LE DÉPART DU CHAH DE PERSE POUR L'EUROPE
Mouzaffer-Eddin quittant
Téhéran en automobile
Le chah vient de quitter ses États pour un nouveau
voyage en Europe. Mais, cette fois, dédaignant chevaux et voitures,
le chah, en sportsman convaincu, est parti en automobile.

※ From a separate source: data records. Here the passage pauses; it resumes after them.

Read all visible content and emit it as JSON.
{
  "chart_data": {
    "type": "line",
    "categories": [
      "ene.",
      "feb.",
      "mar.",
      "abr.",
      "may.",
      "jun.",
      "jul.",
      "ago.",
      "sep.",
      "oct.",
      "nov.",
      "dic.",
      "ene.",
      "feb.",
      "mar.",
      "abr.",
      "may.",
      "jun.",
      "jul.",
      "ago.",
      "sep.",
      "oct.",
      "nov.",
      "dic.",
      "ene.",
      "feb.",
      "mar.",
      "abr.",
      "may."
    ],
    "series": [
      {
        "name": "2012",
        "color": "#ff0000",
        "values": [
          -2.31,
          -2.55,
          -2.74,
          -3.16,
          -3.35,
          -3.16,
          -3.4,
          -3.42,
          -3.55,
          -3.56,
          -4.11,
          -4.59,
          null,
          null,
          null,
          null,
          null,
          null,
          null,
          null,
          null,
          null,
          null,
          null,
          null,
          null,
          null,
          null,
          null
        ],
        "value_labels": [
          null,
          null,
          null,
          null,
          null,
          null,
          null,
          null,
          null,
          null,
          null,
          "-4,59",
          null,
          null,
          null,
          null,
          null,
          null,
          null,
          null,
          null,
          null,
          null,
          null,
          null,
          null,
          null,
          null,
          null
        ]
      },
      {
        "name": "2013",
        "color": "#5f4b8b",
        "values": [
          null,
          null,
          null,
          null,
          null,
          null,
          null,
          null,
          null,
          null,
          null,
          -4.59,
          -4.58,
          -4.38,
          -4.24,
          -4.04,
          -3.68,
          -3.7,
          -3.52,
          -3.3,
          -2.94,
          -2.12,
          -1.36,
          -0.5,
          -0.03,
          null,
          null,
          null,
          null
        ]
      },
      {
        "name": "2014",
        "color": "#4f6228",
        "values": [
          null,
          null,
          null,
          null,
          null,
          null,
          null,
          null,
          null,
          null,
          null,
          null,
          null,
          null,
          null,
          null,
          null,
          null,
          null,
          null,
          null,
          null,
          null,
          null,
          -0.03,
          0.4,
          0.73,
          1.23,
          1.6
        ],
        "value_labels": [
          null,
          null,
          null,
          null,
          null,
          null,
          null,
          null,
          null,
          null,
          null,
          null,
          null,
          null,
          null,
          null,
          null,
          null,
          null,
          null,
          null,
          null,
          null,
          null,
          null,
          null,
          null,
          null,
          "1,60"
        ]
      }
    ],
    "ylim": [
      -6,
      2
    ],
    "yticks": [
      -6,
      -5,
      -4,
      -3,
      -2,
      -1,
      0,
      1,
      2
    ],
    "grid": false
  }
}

Ajoutons que l'auto du chah, comme toute bonne auto qui se respecte, est de
fabrication française.
Donc, Mouzaffer-Eddin, au grand émoi de son peuple, a quitté
Téhéran et s'est mis en route vers la frontière russe
du Caucase. Il voyage à petites journées, car il n'aime pas
les grandes vitesses; et, du reste, l'état de la grand'route de Téhéran
à la Caspienne ne le permettrait guère.
Parvenu sur territoire russe, le chah abandonnera son automobile et prendra
le chemin de fer.
Une dépêche annonçait, ces jours derniers, qu'une indisposition
l'avait forcé à s'arrêter dès le début de
son voyage à Kassvin, entre Téhéran et Enseli. Il faut
espérer que cette indisposition n'aura pas de suites graves et n'entravera
pas les projets du souverain persan.
Mouzaffer-Eddin viendra d'abord à Contrexéville faire sa cure
habituelle, après quoi il passera quelques jours à Paris. Enfin,
il rendra visite à plusieurs souverains d'Europe. La reine Wilhelmine,
l'empereur François-Joseph notamment, l'ont invité à
s'arrêter à La Haye et à Vienne.
Rappelons que la cour persane tient la France et la civilisation française
en une estime toute particulière. Après les douloureux événements
de 1870, le chah Nasr-Eddin, père du monarque actuel, fut le premier
souverain qui vint officiellement en France. Le maréchal de Mac-Mahon,
alors Président de la République, le reçut en grande
pompe.
Mouzaffer-Éddin monta sur le trône en 1896 - son père
ayant été assassiné par un fanatique - et, depuis lors,
il a donné des preuves fréquentes de son esprit de justice et
de son amour du progrès.
Plusieurs Français occupent à sa cour de hautes dignités
: tels le général Lemaire, chef de ses musiques, et M. H. Simons,
son maître jardinier.
Son ministre des travaux publics, Mohadèsel-Mamalek, fut un brillant
élève de l'École polytechnique.
Mouzaffer-Éddin est venu deux fois déjà dans notre pays.